La curiosité suscitée quelques jours plus tôt par la mention d’un film a priori incontournable me reprend. C’est pas tous les jours après tout qu’on se fait conseiller un film par un professeur grand amateur de Quentin Tarantino (QT pour les intimes, of course). Je me dirige donc vers allociné (le meilleur ami de l’homme après la gent féminine, ne l’oublions pas), parcours rapidement la biographie de Thierry Lhermitte (que je soupçonne de jouer dans ce film, du fait de la référence au Splendid), et tombe sur Les secrets professionnels du Dr Apfelglück, qui semble bien correspondre au film recherché. Or, par malheur, ce film passé inaperçu ne semble malheureusement pas avoir ressurgi du passé sous quelque forme que ce soit depuis lors.

THE END.

Bien. Ici je souhaitais vous demander si vous ne connaîtriez pas par hasard un moyen pour se procurer ce film, mais j’en ai trouvé un in extremis en oubliant pendant une courte seconde d’être con. Je poste quand même tout ça hein, parce que ça me ferait mal au coeur de bazarder tout ce magnifique récit, qui m’a pris tant de temps à écrire.

Sur ce, dormez bien, et surtout n’oubliez pas : rastafari ^^

Des magnolias, lalalalala

Monday, March 14th, 2005

Ce film, je le voie comme un film s’essayant à la philosophie, voulant nous faire disserter sur le sens réel de la vie (non, pas celui des Monty Pythons, l’autre). Je le vois aussi comme un film qui n’arrive pas à la cheville de ses ambitions. En somme, un peu plus de trois heures d’un scénario insipide, de personnages s’attristant mollement sur leur sort, de coïncidences et de philosophie de comptoir. Il eût été agréable par ailleurs de mettre un peu plus en avant les relations liant les différents personnages, qui en l’état paraissent bien floues, et de donner un peu plus de corps aux différentes histoires contées.

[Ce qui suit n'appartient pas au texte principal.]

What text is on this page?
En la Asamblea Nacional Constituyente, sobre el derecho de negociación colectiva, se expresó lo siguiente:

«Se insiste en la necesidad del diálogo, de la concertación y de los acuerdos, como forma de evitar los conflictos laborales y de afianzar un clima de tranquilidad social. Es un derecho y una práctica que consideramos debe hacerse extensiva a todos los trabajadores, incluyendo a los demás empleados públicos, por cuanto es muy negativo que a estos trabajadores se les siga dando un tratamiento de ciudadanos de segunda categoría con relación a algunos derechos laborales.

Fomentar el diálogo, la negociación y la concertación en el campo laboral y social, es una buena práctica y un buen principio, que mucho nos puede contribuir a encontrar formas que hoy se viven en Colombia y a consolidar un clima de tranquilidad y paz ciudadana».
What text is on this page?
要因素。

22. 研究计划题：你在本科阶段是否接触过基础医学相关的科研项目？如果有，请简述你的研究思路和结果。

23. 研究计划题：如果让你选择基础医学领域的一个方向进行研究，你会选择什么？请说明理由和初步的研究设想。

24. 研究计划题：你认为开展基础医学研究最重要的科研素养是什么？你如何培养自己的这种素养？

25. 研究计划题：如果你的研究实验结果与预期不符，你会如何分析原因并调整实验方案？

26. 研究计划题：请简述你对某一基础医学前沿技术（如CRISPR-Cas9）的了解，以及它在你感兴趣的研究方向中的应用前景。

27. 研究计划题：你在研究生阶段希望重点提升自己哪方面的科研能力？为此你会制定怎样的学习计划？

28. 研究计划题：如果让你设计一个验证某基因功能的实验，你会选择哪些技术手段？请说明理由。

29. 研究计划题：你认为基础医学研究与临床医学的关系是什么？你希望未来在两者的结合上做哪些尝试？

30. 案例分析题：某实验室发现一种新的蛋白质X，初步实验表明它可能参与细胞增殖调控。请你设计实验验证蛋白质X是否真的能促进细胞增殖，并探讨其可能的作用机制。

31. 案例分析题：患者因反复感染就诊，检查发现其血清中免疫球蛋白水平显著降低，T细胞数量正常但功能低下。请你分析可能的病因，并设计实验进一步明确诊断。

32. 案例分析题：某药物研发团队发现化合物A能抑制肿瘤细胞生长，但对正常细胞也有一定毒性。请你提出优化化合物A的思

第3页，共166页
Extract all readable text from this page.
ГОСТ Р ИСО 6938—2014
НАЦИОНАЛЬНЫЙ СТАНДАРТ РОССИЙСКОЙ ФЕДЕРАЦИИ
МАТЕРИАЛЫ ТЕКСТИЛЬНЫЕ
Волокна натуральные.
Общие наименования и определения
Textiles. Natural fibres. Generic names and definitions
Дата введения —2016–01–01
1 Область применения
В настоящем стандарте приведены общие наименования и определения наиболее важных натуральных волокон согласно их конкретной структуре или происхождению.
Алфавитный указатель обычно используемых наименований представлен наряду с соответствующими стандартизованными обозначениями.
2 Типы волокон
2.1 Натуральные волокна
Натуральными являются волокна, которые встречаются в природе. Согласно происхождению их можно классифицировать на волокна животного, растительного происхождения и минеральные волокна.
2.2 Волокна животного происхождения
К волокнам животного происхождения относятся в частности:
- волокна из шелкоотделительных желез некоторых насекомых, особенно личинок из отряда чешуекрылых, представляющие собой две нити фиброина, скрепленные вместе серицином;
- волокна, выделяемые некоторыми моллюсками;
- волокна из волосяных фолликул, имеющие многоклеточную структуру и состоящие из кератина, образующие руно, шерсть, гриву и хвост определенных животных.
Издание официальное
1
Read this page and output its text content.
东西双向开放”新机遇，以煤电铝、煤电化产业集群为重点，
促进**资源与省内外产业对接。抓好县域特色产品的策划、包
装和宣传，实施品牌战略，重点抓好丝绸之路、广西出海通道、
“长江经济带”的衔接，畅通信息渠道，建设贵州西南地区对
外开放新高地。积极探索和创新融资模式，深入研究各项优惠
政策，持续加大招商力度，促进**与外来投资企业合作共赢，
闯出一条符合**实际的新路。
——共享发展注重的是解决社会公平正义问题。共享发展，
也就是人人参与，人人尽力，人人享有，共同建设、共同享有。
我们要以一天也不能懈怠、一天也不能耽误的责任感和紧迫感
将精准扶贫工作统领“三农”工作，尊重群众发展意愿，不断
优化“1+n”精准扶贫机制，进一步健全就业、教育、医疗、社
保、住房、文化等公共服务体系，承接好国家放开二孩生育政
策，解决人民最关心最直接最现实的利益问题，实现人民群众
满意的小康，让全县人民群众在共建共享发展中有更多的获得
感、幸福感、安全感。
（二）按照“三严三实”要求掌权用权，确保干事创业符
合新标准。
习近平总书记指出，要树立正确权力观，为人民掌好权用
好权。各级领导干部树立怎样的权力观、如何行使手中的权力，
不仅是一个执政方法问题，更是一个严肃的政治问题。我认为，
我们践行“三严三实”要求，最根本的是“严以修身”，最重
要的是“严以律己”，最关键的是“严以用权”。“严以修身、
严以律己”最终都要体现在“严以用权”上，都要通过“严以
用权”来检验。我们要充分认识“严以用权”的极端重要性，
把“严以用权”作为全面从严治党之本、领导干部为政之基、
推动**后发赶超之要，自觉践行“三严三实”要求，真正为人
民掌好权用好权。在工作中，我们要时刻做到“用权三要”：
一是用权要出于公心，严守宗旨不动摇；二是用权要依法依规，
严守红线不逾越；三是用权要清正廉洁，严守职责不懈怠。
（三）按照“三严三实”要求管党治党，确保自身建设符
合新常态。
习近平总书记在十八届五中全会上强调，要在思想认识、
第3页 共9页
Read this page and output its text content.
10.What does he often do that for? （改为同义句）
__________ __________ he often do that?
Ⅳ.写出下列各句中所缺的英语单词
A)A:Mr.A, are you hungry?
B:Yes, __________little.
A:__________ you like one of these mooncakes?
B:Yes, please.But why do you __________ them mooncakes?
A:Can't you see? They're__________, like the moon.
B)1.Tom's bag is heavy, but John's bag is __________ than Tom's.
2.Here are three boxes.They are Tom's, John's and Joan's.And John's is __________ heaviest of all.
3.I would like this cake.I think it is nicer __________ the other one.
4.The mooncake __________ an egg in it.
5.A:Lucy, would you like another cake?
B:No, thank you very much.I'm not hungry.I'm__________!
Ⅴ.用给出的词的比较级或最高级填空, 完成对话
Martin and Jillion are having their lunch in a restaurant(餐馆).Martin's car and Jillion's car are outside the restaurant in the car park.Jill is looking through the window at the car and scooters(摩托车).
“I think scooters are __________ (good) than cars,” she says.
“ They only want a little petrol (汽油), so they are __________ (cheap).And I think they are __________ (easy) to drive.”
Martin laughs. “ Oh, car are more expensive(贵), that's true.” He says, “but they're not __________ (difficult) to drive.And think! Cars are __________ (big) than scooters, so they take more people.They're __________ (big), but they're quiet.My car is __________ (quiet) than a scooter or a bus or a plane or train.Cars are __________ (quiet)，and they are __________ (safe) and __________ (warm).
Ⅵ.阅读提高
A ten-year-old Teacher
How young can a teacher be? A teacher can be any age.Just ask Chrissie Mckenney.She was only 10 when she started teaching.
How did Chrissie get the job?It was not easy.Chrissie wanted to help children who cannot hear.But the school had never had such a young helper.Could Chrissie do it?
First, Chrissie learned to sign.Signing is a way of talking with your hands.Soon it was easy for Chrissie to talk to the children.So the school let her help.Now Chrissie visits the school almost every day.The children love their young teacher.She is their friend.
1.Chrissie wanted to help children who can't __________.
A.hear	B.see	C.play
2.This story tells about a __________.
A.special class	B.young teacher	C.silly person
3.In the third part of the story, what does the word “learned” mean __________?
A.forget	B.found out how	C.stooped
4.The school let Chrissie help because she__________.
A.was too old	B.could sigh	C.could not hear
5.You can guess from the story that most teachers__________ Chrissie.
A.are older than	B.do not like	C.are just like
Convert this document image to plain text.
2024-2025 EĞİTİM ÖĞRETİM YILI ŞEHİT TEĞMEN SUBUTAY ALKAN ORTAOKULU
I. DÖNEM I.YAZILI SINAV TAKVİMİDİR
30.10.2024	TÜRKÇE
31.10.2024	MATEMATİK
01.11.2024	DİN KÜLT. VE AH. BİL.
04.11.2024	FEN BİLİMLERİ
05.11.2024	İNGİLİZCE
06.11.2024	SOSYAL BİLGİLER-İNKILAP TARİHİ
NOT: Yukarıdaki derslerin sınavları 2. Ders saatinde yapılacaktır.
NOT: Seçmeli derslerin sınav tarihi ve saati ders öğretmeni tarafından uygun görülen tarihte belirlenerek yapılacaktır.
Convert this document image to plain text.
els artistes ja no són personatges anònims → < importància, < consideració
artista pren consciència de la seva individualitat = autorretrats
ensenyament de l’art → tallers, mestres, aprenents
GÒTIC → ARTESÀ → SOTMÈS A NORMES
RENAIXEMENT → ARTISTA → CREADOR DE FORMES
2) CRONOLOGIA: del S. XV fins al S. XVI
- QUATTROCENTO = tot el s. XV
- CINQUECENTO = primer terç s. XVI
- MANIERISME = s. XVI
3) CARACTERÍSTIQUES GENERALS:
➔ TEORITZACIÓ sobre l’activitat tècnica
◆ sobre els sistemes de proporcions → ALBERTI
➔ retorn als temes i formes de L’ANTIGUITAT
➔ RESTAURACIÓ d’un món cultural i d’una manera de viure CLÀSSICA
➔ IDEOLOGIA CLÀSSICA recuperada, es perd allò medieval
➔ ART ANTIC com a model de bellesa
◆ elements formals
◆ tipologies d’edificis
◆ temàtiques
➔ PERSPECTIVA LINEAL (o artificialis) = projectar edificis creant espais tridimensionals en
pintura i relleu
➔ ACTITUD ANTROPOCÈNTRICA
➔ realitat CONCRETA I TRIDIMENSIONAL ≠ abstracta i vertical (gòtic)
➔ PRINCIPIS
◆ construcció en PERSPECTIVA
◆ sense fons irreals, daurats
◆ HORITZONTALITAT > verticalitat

En conclusion, j’ai vu ce film avec 2 amis, et on s’est tous très ennuyés devant :-) Donc si vous souhaitez couler une soirée qui a priori s’annonce bonne, hophophop courrez chez votre loueur de films préféré et revenez en avec Magnolia sous le bras, effet garanti =)

Le village

Friday, March 4th, 2005

Pas mal du tout ce petit film. Je ne sais plus pour quelle obscure raison je n’étais pas allé le voir au cinéma lors de sa sortie, mais elle a bien failli me faire rater ce film :)

Il est dommage que le code de conduite m’interdise de spoiler, cela m’empêche de vous faire partager la surprise qui m’a assaillie à la toute fin du film. Elle conclue bien ce sleepy hollow-like (ou plutôt ce pacte des loups en mieux-like, attention un spoiler est caché dans cette comparaison), et lui donne par la même occasion une petite dimension supplémentaire. Bref, très chouette ce film. Il me donne envie de visionner le reste de l’oeuvre de ce réalisateur au nom imprononçable, et que je ne prononcerai donc pas, par respect pour vos oreilles.

Final cut

Tuesday, March 1st, 2005

Final cut.. Assurément, le synopsis est alléchant. Nous nous trouvons dans le futur, dans un futur où les parents peuvent faire le choix de faire implanter une puce-enregistreuse à leur nouveau né, qui va stocker durant toute sa vie chaque image transitant par son nerf optique. Une fois mort passée, la famille pourra avoir le bon goût de faire monter un hommage filmographique au personnage, diffusé durant l’enterrement sur écran géant, featuring son 12.7 et tout le tralala. Bien, soit. À partir de là, on s’attend à voir un film d’anticipation, abordant la chose d’un point de vue éthique, philosophique, métaphysique. Et bien non, il n’en est rien, même si cela constitue la trâme de fond du scénario. L’histoire est plutôt centrée sur le personne de Robin Williams, qui [spoiler]. Mon grand regret au sujet de ce film est son manque de rythme, ou plutôt son manque de variation dans le rythme, beaucoup trop uniforme. De fait, les événements s’enchaînent sans surprise, alors que celle-ci devrait suinter par tous les pores de l’écran. Enfin heureusement pour le spectateur, cela ne fait pas de ‘Final cut’ un mauvais film, mais plutôt un bon film manquant seulement d’un peu d’épice :) Ça évite d’avoir à regretter le prix du ticket =)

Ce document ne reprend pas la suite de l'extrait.